RE: Discuss on inband dedup implement (Original "strange data backref offset")

Qu Wenruo Tue, 21 Jul 2015 18:50:42 -0700

Change subject to reflect the core of the conversation.


Zygo Blaxell wrote on 2015/07/21 18:14 -0400:

On Tue, Jul 21, 2015 at 02:52:38PM +0800, Qu Wenruo wrote:

Zygo Blaxell wrote on 2015/07/21 00:55 -0400:

An in-band dedup can avoid some of these problems, especially if it
intercepts writes before they make it to disk.  There is no need for
complicated on-disk-extent-splitting algorithms if we can avoid writing
extents that needed to be split in the first place.

Yes, that would be best, but it can get very tricky when things comes to
detail.

For example, if inband dedup finds the write is duplicated with one page
that is already written into disk, what it should do?

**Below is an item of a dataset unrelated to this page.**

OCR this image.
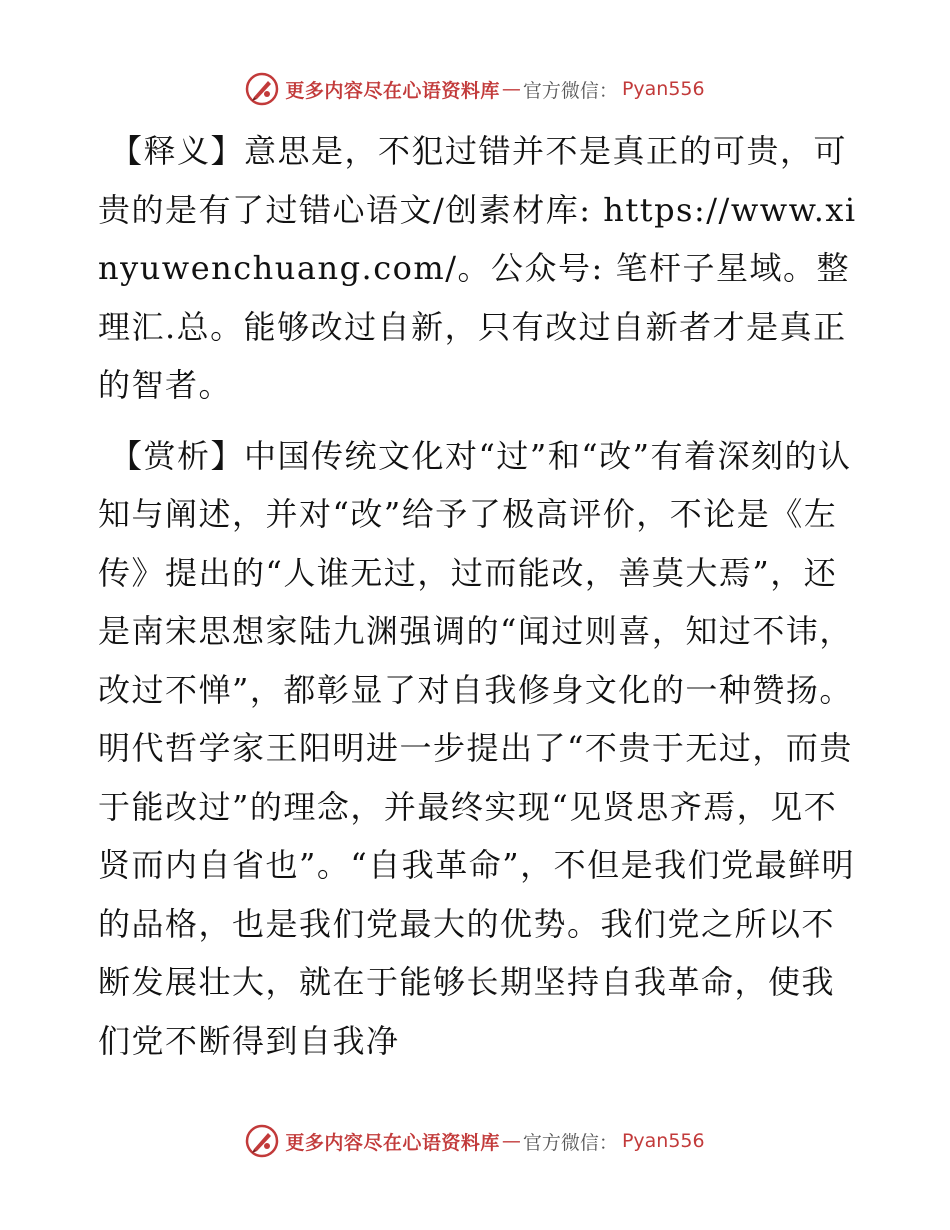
更多内容尽在心语资料库 — 官方微信： Pyan556

【释义】意思是，不犯过错并不是真正的可贵，可贵的是有了过错心语文/创素材库: https://www.xinyuwenchuang.com/。公众号: 笔杆子星域。整理汇.总。能够改过自新，只有改过自新者才是真正的智者。

【赏析】中国传统文化对“过”和“改”有着深刻的认知与阐述，并对“改”给予了极高评价，不论是《左传》提出的“人谁无过，过而能改，善莫大焉”，还是南宋思想家陆九渊强调的“闻过则喜，知过不讳，改过不惮”，都彰显了对自我修身文化的一种赞扬。明代哲学家王阳明进一步提出了“不贵于无过，而贵于能改过”的理念，并最终实现“见贤思齐焉，见不贤而内自省也”。“自我革命”，不但是我们党最鲜明的品格，也是我们党最大的优势。我们党之所以不断发展壮大，就在于能够长期坚持自我革命，使我们党不断得到自我净

更多内容尽在心语资料库 — 官方微信： Pyan556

Replace all the duplicate blocks with refs to existing data on disk
(making partial references to existing extents) and write the rest to
disk the usual way.  I think that's what you're already doing.  ;)

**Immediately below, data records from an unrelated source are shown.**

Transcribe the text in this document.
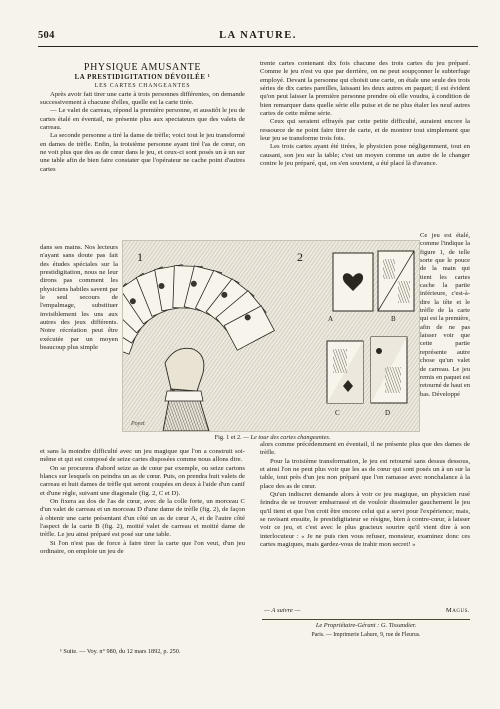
504	LA NATURE.

PHYSIQUE AMUSANTE

LA PRESTIDIGITATION DÉVOILÉE ¹

LES CARTES CHANGEANTES

Après avoir fait tirer une carte à trois personnes différentes, on demande successivement à chacune d'elles, quelle est la carte tirée.

— Le valet de carreau, répond la première personne, et aussitôt le jeu de cartes étalé en éventail, ne présente plus aux spectateurs que des valets de carreau.

La seconde personne a tiré la dame de trèfle; voici tout le jeu transformé en dames de trèfle. Enfin, la troisième personne ayant tiré l'as de cœur, on ne voit plus que des as de cœur dans le jeu, et ceux-ci sont posés un à un sur une table afin de bien faire constater que l'opérateur ne cache point d'autres cartes

trente cartes contenant dix fois chacune des trois cartes du jeu préparé. Comme le jeu n'est vu que par derrière, on ne peut soupçonner le subterfuge employé. Devant la personne qui choisit une carte, on étale une seule des trois séries de dix cartes pareilles, laissant les deux autres en paquet; il est évident qu'on peut laisser la première personne prendre où elle voudra, à condition de bien remarquer dans quelle série elle puise et de ne plus étaler les neuf autres cartes de cette même série.

Ceux qui seraient effrayés par cette petite difficulté, auraient encore la ressource de ne point faire tirer de carte, et de montrer tout simplement que leur jeu se transforme trois fois.

Les trois cartes ayant été tirées, le physicien pose négligemment, tout en causant, son jeu sur la table; c'est un moyen comme un autre de le changer contre le jeu préparé, qui, on s'en souvient, a été placé là d'avance.

dans ses mains. Nos lecteurs n'ayant sans doute pas fait des études spéciales sur la prestidigitation, nous ne leur dirons pas comment les physiciens habiles savent par le seul secours de l'empalmage, substituer invisiblement les uns aux autres des jeux différents. Notre récréation peut être exécutée par un moyen beaucoup plus simple

Ce jeu est étalé, comme l'indique la figure 1, de telle sorte que le pouce de la main qui tient les cartes cache la partie inférieure, c'est-à-dire la tête et le trèfle de la carte qui est la première, afin de ne pas laisser voir que cette partie représente autre chose qu'un valet de carreau. Le jeu remis en paquet est retourné de haut en bas. Développé

1	2
A	B
C	D
Poyet
Fig. 1 et 2. — Le tour des cartes changeantes.

et sans la moindre difficulté avec un jeu magique que l'on a construit soi-même et qui est composé de seize cartes disposées comme nous allons dire.

On se procurera d'abord seize as de cœur par exemple, ou seize cartons blancs sur lesquels on peindra un as de cœur. Puis, on prendra huit valets de carreau et huit dames de trèfle qui seront coupées en deux à l'aide d'un canif et d'une règle, suivant une diagonale (fig. 2, C et D).

On fixera au dos de l'as de cœur, avec de la colle forte, un morceau C d'un valet de carreau et un morceau D d'une dame de trèfle (fig. 2), de façon à obtenir une carte présentant d'un côté un as de cœur A, et de l'autre côté l'aspect de la carte B (fig. 2), moitié valet de carreau et moitié dame de trèfle. Le jeu ainsi préparé est posé sur une table.

Si l'on n'est pas de force à faire tirer la carte que l'on veut, d'un jeu ordinaire, on emploie un jeu de

alors comme précédemment en éventail, il ne présente plus que des dames de trèfle.

Pour la troisième transformation, le jeu est retourné sans dessus dessous, et ainsi l'on ne peut plus voir que les as de cœur qui sont posés un à un sur la table, tout près d'un jeu non préparé que l'on ramasse avec nonchalance à la place des as de cœur.

Qu'un indiscret demande alors à voir ce jeu magique, un physicien rusé feindra de se trouver embarrassé et de vouloir dissimuler gauchement le jeu qu'il tient et que l'on croit être encore celui qui a servi pour l'expérience; mais, se ravisant ensuite, le prestidigitateur se résigne, bien à contre-cœur, à laisser voir ce jeu, et c'est avec le plus gracieux sourire qu'il vient dire à son interlocuteur : « Je ne puis rien vous refuser, monsieur, examinez donc ces cartes magiques, mais gardez-vous de trahir mon secret! »

— A suivre —	Magus.
Le Propriétaire-Gérant : G. Tissandier.
Paris. — Imprimerie Lahure, 9, rue de Fleurus.
¹ Suite. — Voy. n° 980, du 12 mars 1892, p. 250.
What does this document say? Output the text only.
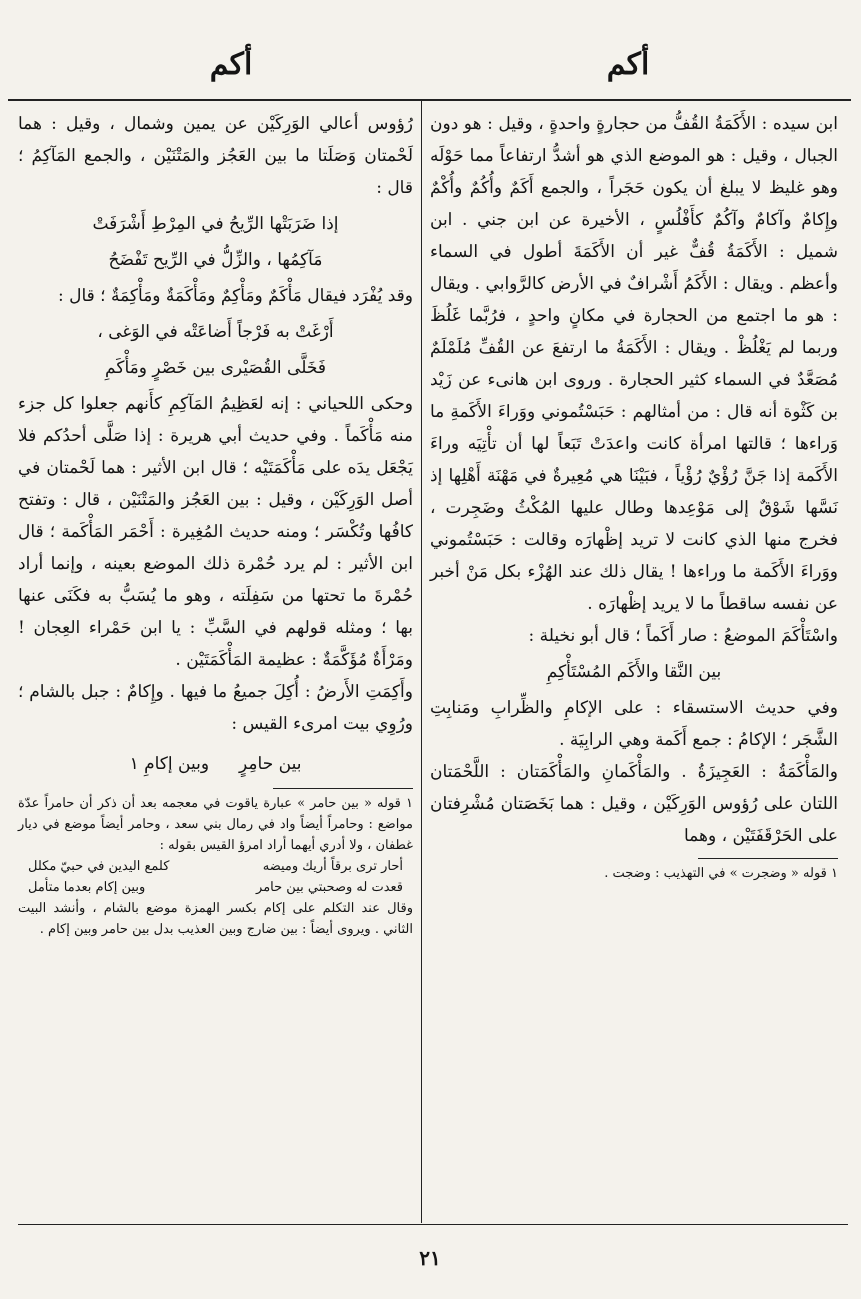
أكم
أكم

ابن سيده : الأَكَمَةُ القُفُّ من حجارةٍ واحدةٍ ، وقيل : هو دون الجبال ، وقيل : هو الموضع الذي هو أشدُّ ارتفاعاً مما حَوْلَه وهو غليظ لا يبلغ أن يكون حَجَراً ، والجمع أَكَمٌ وأُكُمٌ وأُكْمٌ وإِكامٌ وآكامٌ وآكُمٌ كأَفْلُسٍ ، الأخيرة عن ابن جني . ابن شميل : الأَكَمَةُ قُفٌّ غير أن الأَكَمَةَ أطول في السماء وأعظم . ويقال : الأَكَمُ أَشْرافٌ في الأرض كالرَّوابي . ويقال : هو ما اجتمع من الحجارة في مكانٍ واحدٍ ، فرُبَّما غَلُظَ وربما لم يَغْلُظْ . ويقال : الأَكَمَةُ ما ارتفعَ عن القُفِّ مُلَمْلَمٌ مُصَعَّدٌ في السماء كثير الحجارة . وروى ابن هانىء عن زَيْد بن كَثْوة أنه قال : من أمثالهم : حَبَسْتُموني ووَراءَ الأَكَمةِ ما وَراءها ؛ قالتها امرأة كانت واعدَتْ تَبَعاً لها أن تأْتِيَه وراءَ الأَكَمة إذا جَنَّ رُؤْيٌ رُؤْياً ، فبَيْنَا هي مُعِيرةٌ في مَهْنَة أَهْلِها إذ نَسَّها شَوْقٌ إلى مَوْعِدها وطال عليها المُكْثُ وضَجِرت ، فخرج منها الذي كانت لا تريد إظْهارَه وقالت : حَبَسْتُموني ووَراءَ الأَكَمة ما وراءها ! يقال ذلك عند الهُزْء بكل مَنْ أخبر عن نفسه ساقطاً ما لا يريد إظْهارَه .

واسْتَأْكَمَ الموضعُ : صار أَكَماً ؛ قال أبو نخيلة :

بين النَّقا والأَكَم المُسْتَأْكِمِ

وفي حديث الاستسقاء : على الإكامِ والظِّرابِ ومَنابِتِ الشَّجَر ؛ الإكامُ : جمع أَكَمة وهي الرابِيَة .

والمَأْكَمَةُ : العَجِيزَةُ . والمَأْكَمانِ والمَأْكَمَتان : اللَّحْمَتان اللتان على رُؤوس الوَرِكَيْن ، وقيل : هما بَخَصَتان مُشْرِفتان على الحَرْقَفَتَيْن ، وهما

١ قوله « وضجرت » في التهذيب : وضجت .

رُؤوس أعالي الوَرِكَيْن عن يمين وشمال ، وقيل : هما لَحْمتان وَصَلَتا ما بين العَجُز والمَتْنَيْن ، والجمع المَآكِمُ ؛ قال :

إذا ضَرَبَتْها الرِّيحُ في المِرْطِ أَشْرَفَتْ
مَآكِمُها ، والزِّلُّ في الرِّيح تَفْضَحُ

وقد يُفْرَد فيقال مَأْكَمٌ ومَأْكِمٌ ومَأْكَمَةٌ ومَأْكِمَةٌ ؛ قال :

أَرْغَتْ به فَرْجاً أَضاعَتْه في الوَغى ،
فَخَلَّى القُصَيْرى بين خَصْرٍ ومَأْكَمِ

وحكى اللحياني : إنه لعَظِيمُ المَآكِمِ كأَنهم جعلوا كل جزء منه مَأْكَماً . وفي حديث أبي هريرة : إذا صَلَّى أحدُكم فلا يَجْعَل يدَه على مَأْكَمَتَيْه ؛ قال ابن الأثير : هما لَحْمتان في أصل الوَرِكَيْن ، وقيل : بين العَجُز والمَتْنَيْن ، قال : وتفتح كافُها وتُكْسَر ؛ ومنه حديث المُغِيرة : أَحْمَر المَأْكَمة ؛ قال ابن الأثير : لم يرد حُمْرة ذلك الموضع بعينه ، وإنما أراد حُمْرةَ ما تحتها من سَفِلَته ، وهو ما يُسَبُّ به فكَنَى عنها بها ؛ ومثله قولهم في السَّبِّ : يا ابن حَمْراء العِجان ! ومَرْأَةٌ مُؤَكَّمَةٌ : عظيمة المَأْكَمَتَيْن .

وأَكِمَتِ الأَرضُ : أُكِلَ جميعُ ما فيها . وإِكامٌ : جبل بالشام ؛ ورُوِي بيت امرىء القيس :

بين حامِرٍ
وبين إكامِ ١
١ قوله « بين حامر » عبارة ياقوت في معجمه بعد أن ذكر أن حامراً عدّة مواضع : وحامراً أيضاً واد في رمال بني سعد ، وحامر أيضاً موضع في ديار غطفان ، ولا أدري أيهما أراد امرؤ القيس بقوله :
أحار ترى برقاً أريك وميضه
كلمع اليدين في حبيّ مكلل
قعدت له وصحبتي بين حامر
وبين إكام بعدما متأمل
وقال عند التكلم على إكام بكسر الهمزة موضع بالشام ، وأنشد البيت الثاني . ويروى أيضاً : بين ضارج وبين العذيب بدل بين حامر وبين إكام .
٢١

Yes, completely what am I doing.
And it would be quite soon to see the first version patchset. :)


In my dedup I divide extent match candidates into "perfect" and
"imperfect" cases.  A perfect match has the boundaries of duplicate and
unique block sequences aligned to the boundaries of the extents, so no
extent splitting is required and no waste accumulates.  An imperfect match
requires splitting one or more extents in order to create perfect matches.

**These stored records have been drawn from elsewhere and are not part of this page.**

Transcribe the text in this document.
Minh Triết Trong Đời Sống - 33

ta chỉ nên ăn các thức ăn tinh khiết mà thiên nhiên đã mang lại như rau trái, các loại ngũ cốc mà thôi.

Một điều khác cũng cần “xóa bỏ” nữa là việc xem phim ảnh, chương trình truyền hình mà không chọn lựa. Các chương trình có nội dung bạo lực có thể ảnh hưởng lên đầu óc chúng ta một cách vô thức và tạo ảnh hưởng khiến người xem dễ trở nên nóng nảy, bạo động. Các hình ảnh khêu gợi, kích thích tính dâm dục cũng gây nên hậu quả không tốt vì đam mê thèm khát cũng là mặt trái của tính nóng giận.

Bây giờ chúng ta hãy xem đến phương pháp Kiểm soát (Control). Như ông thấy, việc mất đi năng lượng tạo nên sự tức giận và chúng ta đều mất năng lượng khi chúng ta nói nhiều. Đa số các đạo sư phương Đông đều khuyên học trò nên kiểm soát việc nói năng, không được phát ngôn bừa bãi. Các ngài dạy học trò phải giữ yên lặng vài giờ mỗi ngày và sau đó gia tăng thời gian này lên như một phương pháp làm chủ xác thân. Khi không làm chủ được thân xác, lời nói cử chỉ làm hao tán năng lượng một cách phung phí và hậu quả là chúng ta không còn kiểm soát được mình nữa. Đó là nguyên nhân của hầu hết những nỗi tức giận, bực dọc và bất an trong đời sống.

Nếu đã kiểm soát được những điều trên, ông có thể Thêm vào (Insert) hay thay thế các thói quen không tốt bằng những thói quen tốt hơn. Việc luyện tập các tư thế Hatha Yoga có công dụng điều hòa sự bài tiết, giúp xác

It's reasonable to run dedup in a mode where imperfect matches are
disabled, so only perfect matches are used for dedup.  This still gets
a lot of duplicated data, it doesn't waste space, and it's _much_ faster
when the data includes a lot of big uncompressed extents.  It works well
on a development machine with lots of similar source trees checked out,
or many chroot build environments populated with similar binaries.
Unfortunately it doesn't work at all when there are big defragmented
VM images with copies of filesystem files.  Sometimes this tradeoff is
worth it, sometimes it's not.  It depends on the data and it's just
one if statement to turn it on or off.

It's also possible to operate in a mode where the distinction between
perfect and imperfect matches is ignored.  This is also fast but it
wastes space.  How much space is wasted depends on the writing pattern
on the disk.  It doesn't seem to waste more space than btrfs already
does when random writes occur over a large contiguous extent--and if
that problem can be solved, it can be solved for deup the same way.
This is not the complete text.